Poster Session 4
Category: Epidemiology
Poster Session 4
Abigail Barger, MD
St. Luke' University Health Network
Bethlehem, Pennsylvania, United States
Rula Atwani, MD
Research Fellow
Eastern Virginia Medical School at Old Dominion University
Norfolk, Virginia, United States
Michelle Barger, N/A
Autokiniton
Fountain Inn, South Carolina, United States
Grace Spencer, BS, MS
Eastern Virginia Medical School at Old Dominion University
EVMS OBGYN, Virginia Health Sciences at Old Dominion University, Virginia, United States
Tetsuya Kawakita, MD, MS (he/him/his)
Associate Professor
Eastern Virginia Medical School Department of Obstetrics and Gynecology, Macon & Joan Brock Virginia Health Sciences at Old Dominion University
Norfolk, Virginia, United States
In this prospective cohort study at a single academic center, residents, fellows, and attendings were photographed at skin incision, uterine incision, and skin closure during cesarean delivery.
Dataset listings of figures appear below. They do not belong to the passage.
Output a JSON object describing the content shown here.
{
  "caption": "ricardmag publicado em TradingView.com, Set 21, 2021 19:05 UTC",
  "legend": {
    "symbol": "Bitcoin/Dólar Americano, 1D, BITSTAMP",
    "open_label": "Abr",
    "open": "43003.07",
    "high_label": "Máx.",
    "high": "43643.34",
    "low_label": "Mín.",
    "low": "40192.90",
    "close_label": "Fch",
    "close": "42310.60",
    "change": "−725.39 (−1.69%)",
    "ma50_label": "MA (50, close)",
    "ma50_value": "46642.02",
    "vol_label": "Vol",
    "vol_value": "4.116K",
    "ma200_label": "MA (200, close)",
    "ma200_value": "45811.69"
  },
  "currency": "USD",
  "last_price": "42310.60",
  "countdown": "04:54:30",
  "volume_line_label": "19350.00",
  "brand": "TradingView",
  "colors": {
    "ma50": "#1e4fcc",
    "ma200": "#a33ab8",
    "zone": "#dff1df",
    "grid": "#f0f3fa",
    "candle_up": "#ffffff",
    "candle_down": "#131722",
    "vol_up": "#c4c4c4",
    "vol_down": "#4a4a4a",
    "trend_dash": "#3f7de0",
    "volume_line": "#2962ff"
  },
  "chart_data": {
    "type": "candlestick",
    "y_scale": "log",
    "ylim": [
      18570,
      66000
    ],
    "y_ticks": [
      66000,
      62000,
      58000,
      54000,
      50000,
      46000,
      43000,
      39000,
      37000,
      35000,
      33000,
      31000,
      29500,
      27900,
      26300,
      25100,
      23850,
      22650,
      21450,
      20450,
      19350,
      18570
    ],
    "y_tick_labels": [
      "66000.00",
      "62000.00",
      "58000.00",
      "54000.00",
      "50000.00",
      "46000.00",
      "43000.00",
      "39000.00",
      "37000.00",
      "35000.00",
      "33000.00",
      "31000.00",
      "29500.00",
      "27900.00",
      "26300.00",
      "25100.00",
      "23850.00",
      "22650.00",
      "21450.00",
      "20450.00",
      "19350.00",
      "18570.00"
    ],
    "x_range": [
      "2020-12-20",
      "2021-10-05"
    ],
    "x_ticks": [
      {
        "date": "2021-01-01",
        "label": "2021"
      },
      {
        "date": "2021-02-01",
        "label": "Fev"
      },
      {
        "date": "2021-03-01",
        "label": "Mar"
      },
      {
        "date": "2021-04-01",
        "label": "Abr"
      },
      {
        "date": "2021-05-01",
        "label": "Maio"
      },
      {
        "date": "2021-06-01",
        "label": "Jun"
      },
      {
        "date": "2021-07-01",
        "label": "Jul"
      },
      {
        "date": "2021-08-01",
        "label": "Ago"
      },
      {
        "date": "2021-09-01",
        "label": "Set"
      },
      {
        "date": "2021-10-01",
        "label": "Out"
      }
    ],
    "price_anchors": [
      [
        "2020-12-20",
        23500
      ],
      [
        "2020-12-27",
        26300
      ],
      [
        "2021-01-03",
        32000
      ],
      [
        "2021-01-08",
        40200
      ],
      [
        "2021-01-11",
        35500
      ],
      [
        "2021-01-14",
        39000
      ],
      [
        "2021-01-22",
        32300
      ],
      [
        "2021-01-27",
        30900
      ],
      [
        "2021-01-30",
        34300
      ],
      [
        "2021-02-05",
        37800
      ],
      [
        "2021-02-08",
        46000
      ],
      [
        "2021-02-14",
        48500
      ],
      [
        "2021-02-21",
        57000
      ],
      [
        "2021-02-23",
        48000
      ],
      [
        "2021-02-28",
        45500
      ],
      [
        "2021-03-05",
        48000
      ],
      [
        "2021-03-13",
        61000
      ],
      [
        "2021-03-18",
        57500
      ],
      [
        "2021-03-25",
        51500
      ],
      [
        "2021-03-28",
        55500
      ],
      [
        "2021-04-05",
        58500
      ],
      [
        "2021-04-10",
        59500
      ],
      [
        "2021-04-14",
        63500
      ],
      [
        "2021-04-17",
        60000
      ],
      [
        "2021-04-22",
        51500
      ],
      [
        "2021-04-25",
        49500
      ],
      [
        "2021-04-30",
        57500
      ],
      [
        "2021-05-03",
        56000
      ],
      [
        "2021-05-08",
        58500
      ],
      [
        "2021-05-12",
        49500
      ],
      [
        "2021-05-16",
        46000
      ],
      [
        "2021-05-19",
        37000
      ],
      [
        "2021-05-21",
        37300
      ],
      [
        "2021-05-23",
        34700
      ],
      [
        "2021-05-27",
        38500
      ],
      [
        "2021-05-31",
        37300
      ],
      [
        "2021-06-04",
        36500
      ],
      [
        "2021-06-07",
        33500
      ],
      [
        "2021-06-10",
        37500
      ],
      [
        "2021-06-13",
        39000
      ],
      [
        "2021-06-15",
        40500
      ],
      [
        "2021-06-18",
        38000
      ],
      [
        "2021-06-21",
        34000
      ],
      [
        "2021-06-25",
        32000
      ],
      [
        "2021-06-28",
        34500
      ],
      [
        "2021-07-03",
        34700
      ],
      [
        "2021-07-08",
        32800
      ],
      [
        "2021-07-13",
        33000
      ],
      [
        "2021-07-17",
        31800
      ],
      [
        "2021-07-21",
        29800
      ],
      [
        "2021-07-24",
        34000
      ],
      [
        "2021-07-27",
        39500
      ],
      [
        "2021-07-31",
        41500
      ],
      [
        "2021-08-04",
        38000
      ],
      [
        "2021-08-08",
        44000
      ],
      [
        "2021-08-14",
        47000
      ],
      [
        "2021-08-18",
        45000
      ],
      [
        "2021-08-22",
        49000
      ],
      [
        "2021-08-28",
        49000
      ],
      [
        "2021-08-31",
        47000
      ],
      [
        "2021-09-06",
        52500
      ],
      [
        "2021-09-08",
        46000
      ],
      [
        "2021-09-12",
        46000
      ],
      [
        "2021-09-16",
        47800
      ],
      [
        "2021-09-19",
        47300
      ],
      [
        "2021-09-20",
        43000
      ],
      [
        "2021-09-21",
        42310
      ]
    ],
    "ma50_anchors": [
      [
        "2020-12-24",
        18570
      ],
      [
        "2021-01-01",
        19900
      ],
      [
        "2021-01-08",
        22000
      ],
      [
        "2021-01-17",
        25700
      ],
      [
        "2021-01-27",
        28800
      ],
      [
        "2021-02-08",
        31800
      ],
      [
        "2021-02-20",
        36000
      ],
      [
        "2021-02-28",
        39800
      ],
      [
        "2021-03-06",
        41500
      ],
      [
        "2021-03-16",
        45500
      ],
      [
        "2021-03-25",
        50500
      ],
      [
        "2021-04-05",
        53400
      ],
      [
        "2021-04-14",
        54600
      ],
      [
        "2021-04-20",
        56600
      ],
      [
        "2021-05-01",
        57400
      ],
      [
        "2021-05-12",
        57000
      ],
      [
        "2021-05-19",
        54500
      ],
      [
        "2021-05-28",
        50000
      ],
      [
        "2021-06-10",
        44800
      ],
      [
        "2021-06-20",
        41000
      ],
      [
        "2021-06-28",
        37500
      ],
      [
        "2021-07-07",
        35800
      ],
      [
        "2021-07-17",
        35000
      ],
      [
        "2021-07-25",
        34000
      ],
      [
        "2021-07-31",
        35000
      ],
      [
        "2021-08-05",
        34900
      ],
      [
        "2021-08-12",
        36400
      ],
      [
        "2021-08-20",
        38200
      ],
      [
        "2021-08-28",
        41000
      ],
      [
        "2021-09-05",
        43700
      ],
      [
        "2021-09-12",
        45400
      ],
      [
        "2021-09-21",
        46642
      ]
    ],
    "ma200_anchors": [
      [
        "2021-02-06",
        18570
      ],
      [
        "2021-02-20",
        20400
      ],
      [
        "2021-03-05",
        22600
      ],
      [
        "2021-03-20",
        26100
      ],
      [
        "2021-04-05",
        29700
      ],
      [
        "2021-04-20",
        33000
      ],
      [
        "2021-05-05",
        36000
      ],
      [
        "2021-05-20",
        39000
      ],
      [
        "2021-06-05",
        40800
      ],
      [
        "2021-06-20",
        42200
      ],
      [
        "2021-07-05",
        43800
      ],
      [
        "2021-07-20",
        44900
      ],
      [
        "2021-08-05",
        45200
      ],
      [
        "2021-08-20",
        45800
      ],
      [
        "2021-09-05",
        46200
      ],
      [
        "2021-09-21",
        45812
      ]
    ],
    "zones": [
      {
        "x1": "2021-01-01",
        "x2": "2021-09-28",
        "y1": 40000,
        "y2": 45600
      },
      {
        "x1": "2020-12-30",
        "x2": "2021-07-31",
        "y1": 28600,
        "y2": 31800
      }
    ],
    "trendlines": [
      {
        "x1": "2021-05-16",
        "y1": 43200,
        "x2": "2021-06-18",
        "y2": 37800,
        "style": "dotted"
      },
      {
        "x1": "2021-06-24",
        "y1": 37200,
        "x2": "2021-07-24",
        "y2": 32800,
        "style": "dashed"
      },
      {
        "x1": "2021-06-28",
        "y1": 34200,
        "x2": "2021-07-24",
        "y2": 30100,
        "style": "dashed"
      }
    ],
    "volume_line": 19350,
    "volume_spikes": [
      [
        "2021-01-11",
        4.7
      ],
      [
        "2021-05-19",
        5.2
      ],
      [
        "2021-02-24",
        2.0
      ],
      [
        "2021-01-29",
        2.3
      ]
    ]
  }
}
Postures were scored with the Rapid Entire Body Assessment (REBA) and Rapid Upper Limb Assessment (RULA). Poor ergonomics was defined as REBA ≥ 4 or RULA ≥ 5. Risk factors, including patient characteristics, operative phase, and surgeon demographics, were examined. Adjusted relative risks (aRR) with 95 % confidence intervals (CI) were estimated with modified Poisson regression, clustering by surgeon and patient.
Results:
We analyzed 191 photographs from 34 cases involving 37 physicians. REBA classified 47 images (24.6 %) and RULA 104 (54.4 %) as poor. Patient characteristics, operative phase, and surgeon demographics are summarized in Table 1. Poor REBA scores were more likely for primary surgeons (aRR 3.68, 95 % CI 1.78–7.62) and residents (PGY 1–2 aRR 2.90, 95 % CI 1.09–7.74; PGY 3–4 aRR 3.95, 95 % CI 1.62–9.59) and less likely with each 5‑year rise in age (aRR 0.70, 95 % CI 0.62–0.79) or 5‑cm gain in height (aRR 0.75, 95 % CI 0.64–0.87) (Table 2). RULA findings echoed these trends, with age aRR 0.90 (95 % CI 0.85–0.95) and height aRR 0.81 (95 % CI 0.74–0.89) protecting against poor posture.
Conclusion:
Suboptimal posture was pervasive during cesarean delivery, disproportionately affecting younger, shorter, and less‑experienced surgeons. Routine ergonomic monitoring, adjustable operating‑room infrastructure, and simulation-based training should be integrated into obstetric practice to curb cumulative musculoskeletal strain, prolong surgical careers, and sustain high-quality patient care.